Boreal

The CBC and The Great War

I only watched about 30 minutes of the second installment of the CBC and GalaFilm of Montreal’s production of The Great War. It was so bad, so amateurish, so misleading that if I was going to watch fiction I preferred my fiction to be well done so I switched to the British mystery series Midsomer Murders.

The battle scenes, according to the CBC, were shot in rural Québec and it shows.
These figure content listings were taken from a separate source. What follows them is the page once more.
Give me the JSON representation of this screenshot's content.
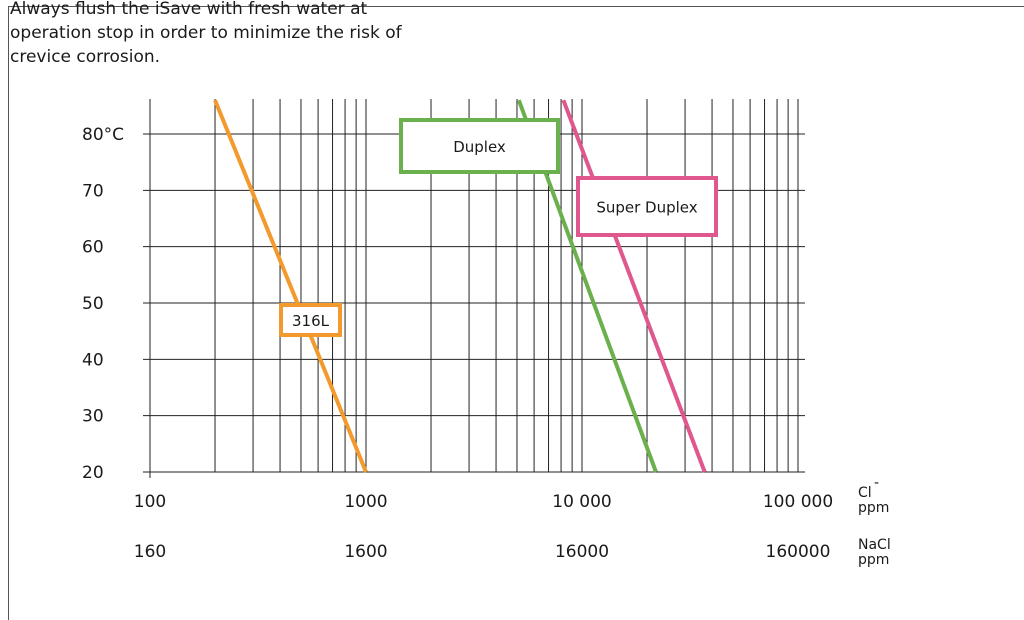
{
  "note": {
    "lines": [
      "Always flush the iSave with fresh water at",
      "operation stop in order to minimize the risk of",
      "crevice corrosion."
    ]
  },
  "chart_data": {
    "type": "line",
    "title": "",
    "xscale": "log",
    "xlim": [
      100,
      130000
    ],
    "ylim": [
      20,
      86
    ],
    "ylabel": "°C",
    "xlabel": "Cl⁻ ppm",
    "secondary_xlabel": "NaCl ppm",
    "y_ticks": [
      {
        "value": 80,
        "label": "80°C"
      },
      {
        "value": 70,
        "label": "70"
      },
      {
        "value": 60,
        "label": "60"
      },
      {
        "value": 50,
        "label": "50"
      },
      {
        "value": 40,
        "label": "40"
      },
      {
        "value": 30,
        "label": "30"
      },
      {
        "value": 20,
        "label": "20"
      }
    ],
    "x_ticks": [
      {
        "value": 100,
        "label": "100"
      },
      {
        "value": 1000,
        "label": "1000"
      },
      {
        "value": 10000,
        "label": "10 000"
      },
      {
        "value": 100000,
        "label": "100 000"
      }
    ],
    "secondary_x_ticks": [
      {
        "value": 100,
        "label": "160"
      },
      {
        "value": 1000,
        "label": "1600"
      },
      {
        "value": 10000,
        "label": "16000"
      },
      {
        "value": 100000,
        "label": "160000"
      }
    ],
    "axis_units": {
      "cl_symbol": "Cl",
      "cl_superscript": "-",
      "cl_unit": "ppm",
      "nacl_symbol": "NaCl",
      "nacl_unit": "ppm"
    },
    "grid": true,
    "series": [
      {
        "name": "316L",
        "color": "#f29a2e",
        "points": [
          [
            200,
            86
          ],
          [
            1000,
            20
          ]
        ]
      },
      {
        "name": "Duplex",
        "color": "#6ab04c",
        "points": [
          [
            5100,
            86
          ],
          [
            22000,
            20
          ]
        ]
      },
      {
        "name": "Super Duplex",
        "color": "#e0578e",
        "points": [
          [
            8200,
            86
          ],
          [
            37000,
            20
          ]
        ]
      }
    ],
    "annotations": [
      {
        "series": "316L",
        "text": "316L",
        "color": "#f29a2e"
      },
      {
        "series": "Duplex",
        "text": "Duplex",
        "color": "#6ab04c"
      },
      {
        "series": "Super Duplex",
        "text": "Super Duplex",
        "color": "#e0578e"
      }
    ]
  }
}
Pleasant meadows instead of a moon-like muddy landscape from the rain of millions of shells and near torrential downpours of the regular kind; trenches so shallow you could have mistaken them for a child’s sandbox; soldier huddled in supposedly man-made caves dug under war-time conditions with ceilings as high as a cathedral’s.

The battle scenes were a joke. In one scene Canadian and German soldiers are charging each other with rifles without bayonets in a lush pasture with the Boreal forest as backdrop.

As if the bad set design, and the poorly choreographed battle scenes were not enough, the makers of this travesty could not even render accurately the actions described in letters from veterans of that conflict.

Two scenes in particular stand out in the short time that I could bear watching the CBC and GalaFilm make a mockery of what these soldiers wrote about.

1) A Canadian is picking off German soldiers casually bobbing up and down in broad daylight in a trench a stone's throw in front of him with a normal rifle with no scope. The narration is about a Canadian sniper shooting one barely visible enemy after another using a rifle with a scope.

2) A Chaplain writes how he waded trough knee-deep mud looking for his dead son. In the re-enactment the bottom of a shallow trench is hard clay (some water appears to have been sprinkled to make it appear slippery and wet) and, of course, the sun is shining.

The CBC did what it did in retelling the story of the Arrow (see Canadian History and the CBC), it made things up. There is a scene where the commander of the Canadian forces in Europe, Arthur Currie, is shown explaining his battle plans to Talbot Papineau. That never happened, at least not in Sandra Gwyn’s Tapestry of War, the definitive account of the life and tragic death of the man.

Talbot Papineau did not die a hero, as claimed by the CBC. He was killed at Passchendaele, cut in two by shell fire, killed going over the top like so many thousands of other brave Canadians whose courage the CBC and GalaFilm diminished in their poorly executed docudrama.